The unequal destiny of Macintosh’s children—Betsey, Polly, and William—is something on which I often reflect, particularly so when the snatches of time I have for research are more suited to chasing down genealogical sources than doing concentrated writing. The tragic suicide of William in 1784 contrasts, for example, with the frustratingly mysterious terminus of Betsey, whom I have failed to trace beyond a final reference to her (as the married Elizabeth Bromley) in June 1806. A rich, and in a genealogical sense, complete story exists only for Polly, the youngest of the three.

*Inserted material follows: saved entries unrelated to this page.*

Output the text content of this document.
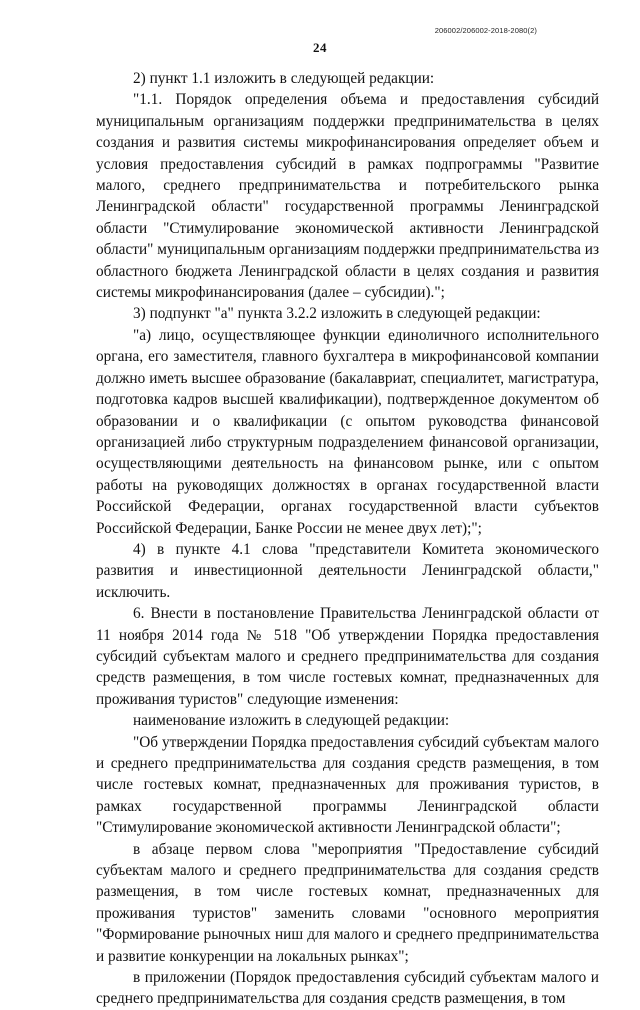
206002/206002-2018-2080(2)
24

2) пункт 1.1 изложить в следующей редакции:

"1.1. Порядок определения объема и предоставления субсидий муниципальным организациям поддержки предпринимательства в целях создания и развития системы микрофинансирования определяет объем и условия предоставления субсидий в рамках подпрограммы "Развитие малого, среднего предпринимательства и потребительского рынка Ленинградской области" государственной программы Ленинградской области "Стимулирование экономической активности Ленинградской области" муниципальным организациям поддержки предпринимательства из областного бюджета Ленинградской области в целях создания и развития системы микрофинансирования (далее – субсидии).";

3) подпункт "а" пункта 3.2.2 изложить в следующей редакции:

"а) лицо, осуществляющее функции единоличного исполнительного органа, его заместителя, главного бухгалтера в микрофинансовой компании должно иметь высшее образование (бакалавриат, специалитет, магистратура, подготовка кадров высшей квалификации), подтвержденное документом об образовании и о квалификации (с опытом руководства финансовой организацией либо структурным подразделением финансовой организации, осуществляющими деятельность на финансовом рынке, или с опытом работы на руководящих должностях в органах государственной власти Российской Федерации, органах государственной власти субъектов Российской Федерации, Банке России не менее двух лет);";

4) в пункте 4.1 слова "представители Комитета экономического развития и инвестиционной деятельности Ленинградской области," исключить.

6. Внести в постановление Правительства Ленинградской области от 11 ноября 2014 года № 518 "Об утверждении Порядка предоставления субсидий субъектам малого и среднего предпринимательства для создания средств размещения, в том числе гостевых комнат, предназначенных для проживания туристов" следующие изменения:

наименование изложить в следующей редакции:

"Об утверждении Порядка предоставления субсидий субъектам малого и среднего предпринимательства для создания средств размещения, в том числе гостевых комнат, предназначенных для проживания туристов, в рамках государственной программы Ленинградской области "Стимулирование экономической активности Ленинградской области";

в абзаце первом слова "мероприятия "Предоставление субсидий субъектам малого и среднего предпринимательства для создания средств размещения, в том числе гостевых комнат, предназначенных для проживания туристов" заменить словами "основного мероприятия "Формирование рыночных ниш для малого и среднего предпринимательства и развитие конкуренции на локальных рынках";

в приложении (Порядок предоставления субсидий субъектам малого и среднего предпринимательства для создания средств размещения, в том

Polly lived a long life and died, well in to her 80s, as the Comtesse de Colleville, the well-to-do matriarch of a large French family. None of this was predestined, and the elegant townhouse she occupied at the time of her death, on the rue des Réservoirs in Versailles, would have seemed a world away from the plantation house in Grenada where she spent her first months of life. The route between these two biographical-cum-geographical points in her life was not straightforward, however, and she weathered significant disruptions, not least the French Revolution which turned her and her husband into émigrés. Subsequently abandoned by her husband, Polly raised four girls—Macintosh’s only grandchildren that I have been able to identify—who, for the most part, lived equally long lives and forged advantageous marriages.
Those who have worked with French genealogical sources will be familiar with their incredible abundance, particularly so for the nineteenth century, and the fact that many have been indexed and digitised in ways that make searching and consultation relatively straightforward. I have spent some time in these online archives recently, piecing together the key sources—records of births, marriages, and deaths—that map out the life course of Polly’s children. There is, of course, a whole story to be written (à la Emma Rothschild’s An Infinite History) about Macintosh’s descendants and their lives across nineteenth-century France—a story that is, equally obviously, beyond the scope of my book. That said, it has been important to me to have a sense of what happened next, particularly so for Polly, following her father’s death in 1813, and being able to hint at that familial trajectory will be an appropriate way to round off my book, when the time comes.
When Polly—Madame Maria Macintosh, Comtesse de Colleville as she then was—died in November 1855, she was mourned by an extended patrician family of diplomats and high-ranking army officers. Her funeral was held, “a 11 heures précises du matin,” at the splendid seventeenth-century Église Notre-Dame de Versailles. She was buried, later that day, in the Cimetière Notre-Dame de Versailles. Three of her four daughters outlived her and traversed most of the nineteenth century. The last, Anne-Esther-Isaure, died, like her mother, in Versailles, in 1884—a full century after her tragic uncle William had taken his own life.
Polly left behind not only daughters, but many grandchildren. It would be quite easy to get lost in following their lives and destinies (perhaps I’ll save that for a retirement project), not least because doing so holds in prospect the possibility of finding living descendants in modern-day France. At least one of Polly’s grandchildren gained widespread fame in their own time and has garnered biographical attention subsequently: Georges-Fernand Dunot de Saint-Maclou, founder of the Bureau des Constatations Médicales at Lourdes, and son of Polly’s daughter Augusta-Elizabeth-Matilda. Often referred to as the “Doctor of the Grotto”, Dunot’s work at Lourdes focused on establishing the medical basis to the cures claimed by pilgrims. His life has been the subject of an absolute doorstop of a book by Andrea Brustolon, Georges Fernand Dunot De Saint-Maclou: Il dottore della grotta (2014). At almost 800 pages in length, and a kilo in weight, Brustolon’s book certainly give me something to aim for with mine!